– Они хотят, чтобы мы им отдали девушку, и тогда они сохранят нам наши жизни и даже не разыменуют, – ответил Рем.
– Истинное учение, – продолжил толстяк, переведя дух, – столь великоразумно и многомогущественно, что даже в рядах таких богохульников как вы, наискался один сторонник Балклича, который не позволит вам уйти от вашего извызволения из пучин смутной ереси вашей.
– Ну, это ты, предположим, врешь, – с нажимом сказал Коготь, но Авик слышал, как еле заметно дрогнул его голос.
Хура вдруг вскрикнул и указал рукой вглубь пещеры. Авик обернулся. У края колодца, спиной ко входу, стояла Мавка. Вся фигура девушки выражала решимость. Она собиралась с духом, чтобы спрыгнуть вниз. Мальчика прошиб холодный пот. Что есть силы, он сжал рукоятку огнемета.
– Стой, дура! – насколько хватало легких выкрикнул он. Страшный грохот сотряс пещеру. Обжигающая волна отбросила их от входа и разметала по галерее. На четвереньках он пополз прочь от выхода из пещеры, подальше от потоков жаркого воздуха, врывавшегося внутрь. На расстоянии в тридцать локтей жара почти не чувствовалось. Он остановился, чтобы перевести дух, голова кружилась, к горлу подступала тошнота. К нему подковылял Коготь. Число белых волосков на его морде значительно выросло: он то ли поседел, то ли опалил себе шерсть. Глаза его были широко распахнуты, уши растопырены.
– Мавка? – просипел Авик.
– В порядке. Смотри, – одними губами ответил тот, указывая на стену.
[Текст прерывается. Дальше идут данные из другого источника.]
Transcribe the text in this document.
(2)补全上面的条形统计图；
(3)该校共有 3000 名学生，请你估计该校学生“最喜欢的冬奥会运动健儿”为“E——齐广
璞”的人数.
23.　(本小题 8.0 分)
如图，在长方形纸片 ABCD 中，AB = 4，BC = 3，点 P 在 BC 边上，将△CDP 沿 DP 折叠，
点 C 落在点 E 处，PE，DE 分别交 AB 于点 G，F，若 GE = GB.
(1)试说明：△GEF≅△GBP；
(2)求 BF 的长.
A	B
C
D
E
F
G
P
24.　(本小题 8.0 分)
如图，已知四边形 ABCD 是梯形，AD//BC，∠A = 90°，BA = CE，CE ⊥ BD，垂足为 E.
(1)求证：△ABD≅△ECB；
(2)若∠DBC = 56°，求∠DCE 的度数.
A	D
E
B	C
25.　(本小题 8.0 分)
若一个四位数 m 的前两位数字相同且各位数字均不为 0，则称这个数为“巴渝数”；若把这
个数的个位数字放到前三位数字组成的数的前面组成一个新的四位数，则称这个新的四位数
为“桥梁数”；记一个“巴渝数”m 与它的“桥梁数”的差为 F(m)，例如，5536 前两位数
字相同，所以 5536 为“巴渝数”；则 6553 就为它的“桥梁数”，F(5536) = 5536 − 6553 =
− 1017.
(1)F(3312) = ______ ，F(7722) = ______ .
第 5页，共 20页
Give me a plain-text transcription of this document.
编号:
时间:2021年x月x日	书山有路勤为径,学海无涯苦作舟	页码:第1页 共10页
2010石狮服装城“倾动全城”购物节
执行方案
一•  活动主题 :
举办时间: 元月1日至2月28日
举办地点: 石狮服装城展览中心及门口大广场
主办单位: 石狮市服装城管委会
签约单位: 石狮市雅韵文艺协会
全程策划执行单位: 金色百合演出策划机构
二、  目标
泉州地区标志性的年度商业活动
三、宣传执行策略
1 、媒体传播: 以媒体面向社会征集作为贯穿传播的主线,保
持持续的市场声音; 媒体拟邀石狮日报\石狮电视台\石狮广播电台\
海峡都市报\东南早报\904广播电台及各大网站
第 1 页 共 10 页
Авик восстановил заклинание геопии, слетевшее в момент удара. Все пространство снаружи было покрыто сплошной стеной огня, словно бы дождевая вода вдруг превратилась в пламя. Вход в пещеру был перекрыт какой-то бесформенной черной массой, поэтому жар внутри шел на убыль, равномерно растекаясь по прохладной галерее. К ним подошла Мавка. Подбородок девушки чуть подрагивал, но глаза были сухи. Хуру и Рема отбросило в противоположную сторону галереи, поэтому, чтобы добраться до того места, где стояли Авик и Коготь, им пришлось пройти мимо перекрытого выхода. Держась рукой за противоположную стену галереи и, с опаской поглядывая на черную пробку, они подбежали к остальным. Отряхиваясь, подтянулись двое Куниц. Лишь раненный с перебитой рукой остался сторожить колодец. Несколько минут все молчали, потом Коготь прочистил горло.
– Как тебе это удалось? – спросил он Авика. Тот только пожал плечами.
Коготь дотронулся до рукоятки ближайшего огнемета черными подушечками пальцев, проверяя, не раскалилась ли она. Затем, зажав ее в кулак, он громко выкрикнул:
– Стой, дура!
Ничего не произошло, огненные струи продолжали падать, не усиливаясь и не ослабевая.
– Ну-ка, ты попробуй, – обратился Коготь к Авику.
Тот попытался повторить свой истошный крик, и снова никакого видимого действия это не возымело. Авик изменил модуляцию голоса, силу сжатия рукоятки, но только сорвал себе горло и рассмешил остальных. Коготь хохотал, привалившись спиной к стене, безумно вращая глазами и обхватив голову когтистыми лапами. «Стой, дура! Стой, дура!», – повторял он сквозь слезы. Мавка не обижалась и тоже смеялась, тихо и мелодично. Рем повалился на землю, хватаясь за живот, Хура закашлялся так, что казалось, он вот-вот задохнется.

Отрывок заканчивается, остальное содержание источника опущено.